Katakan padaku satu hal! Maukah kau menjamin aku akan bahagia jika memilihmu?
Pernah aku datang ke sebuah tempat. Asing. Tapi aku merasa pernah datang ke sana. Berkali-kali. Samar ingatanku merapal anak-anak tangga putih yang akan mengantarku pada pintu mahoni berdaun dua di ujungnya. Tidak perlu aku mengintip dari lubang kunci untuk tahu rumah macam apa yang ada di hadapanku itu. Wallpaper cream dengan sulur samar, lantai marmer yang entah warnanya putih atau abu-abu, rumah bergaya eropa modern minimalis dengan dua bangunan utama yang terpisah. Walaupun ingatanku tak menggambarkannya dengan jelas, aku tau satu hal. Aku tidak suka tempat itu. Aku tak pernah ingin kembali ke sana.

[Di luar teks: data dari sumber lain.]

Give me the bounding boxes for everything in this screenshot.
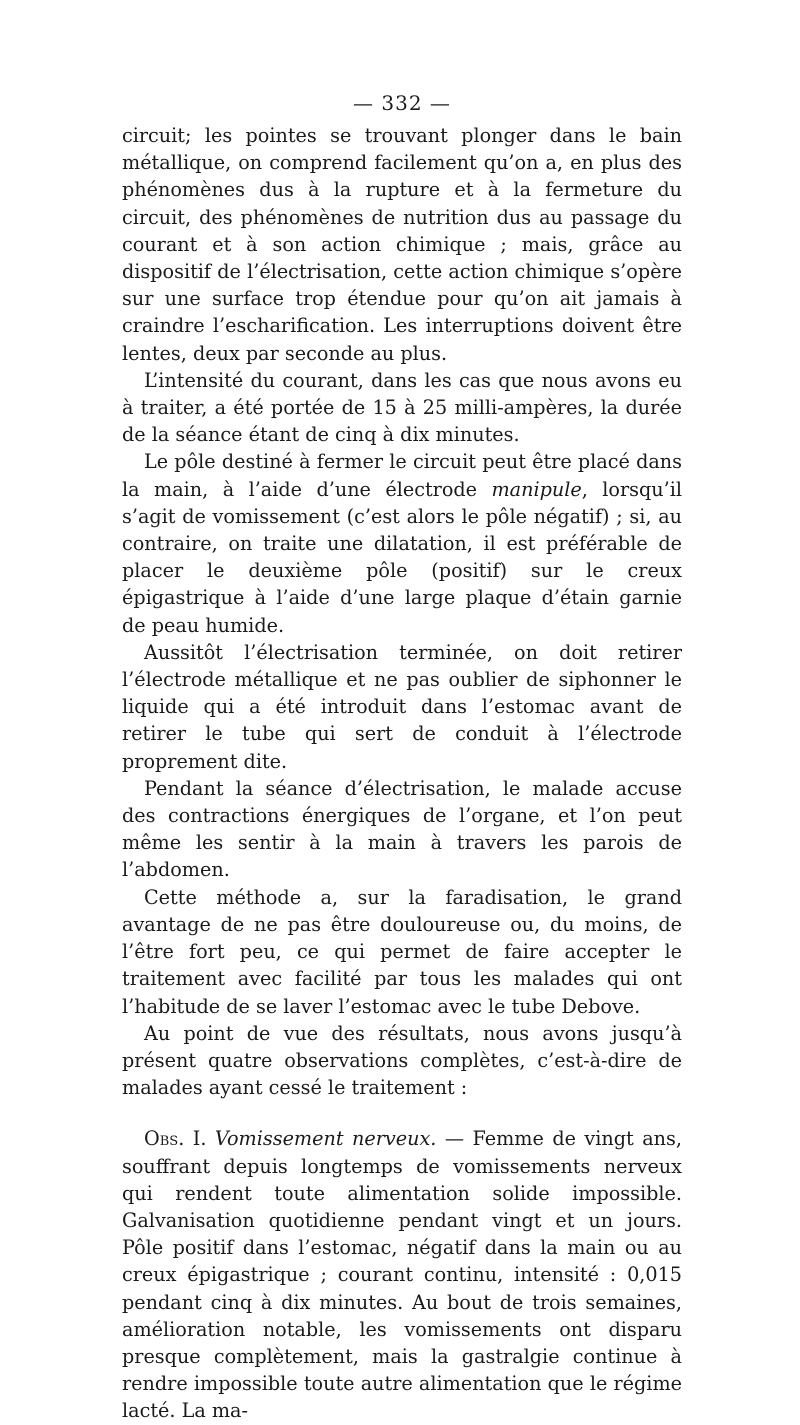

Sensasi itu aku ingat lagi saat melihat tatapanmu. Perasaan familiar sekaligus asing. Membuatku ragu untuk menyambut tangan yang kau ulurkan dengan senyum tipis. Di bawah lampu sorot 100 watt jalanan depan warung kopi tongkrongan kita, aku memutuskan satu hal. Aku tidak boleh melewati jalan itu. Jalan yang kau tawarkan tanpa banyak berfikir. Ungkapan kebaikan hati yang terlampau murah sampai rasanya tidak mungkin. Karena tanpa kau mengatakan apapun, aku sudah tau. Aku terlalu paham lorong-lorong dalam rumah itu. Terlalu hafal dengan hiasan dinding yang menghiasi tangga ke lantai berikutnya. Sesuatu yang bahkan tidak pernah kau tau. Jika aku memutuskan untuk kembali kesana. Mungkin tidak akan ada lagi kesempatan untukku melarikan diri.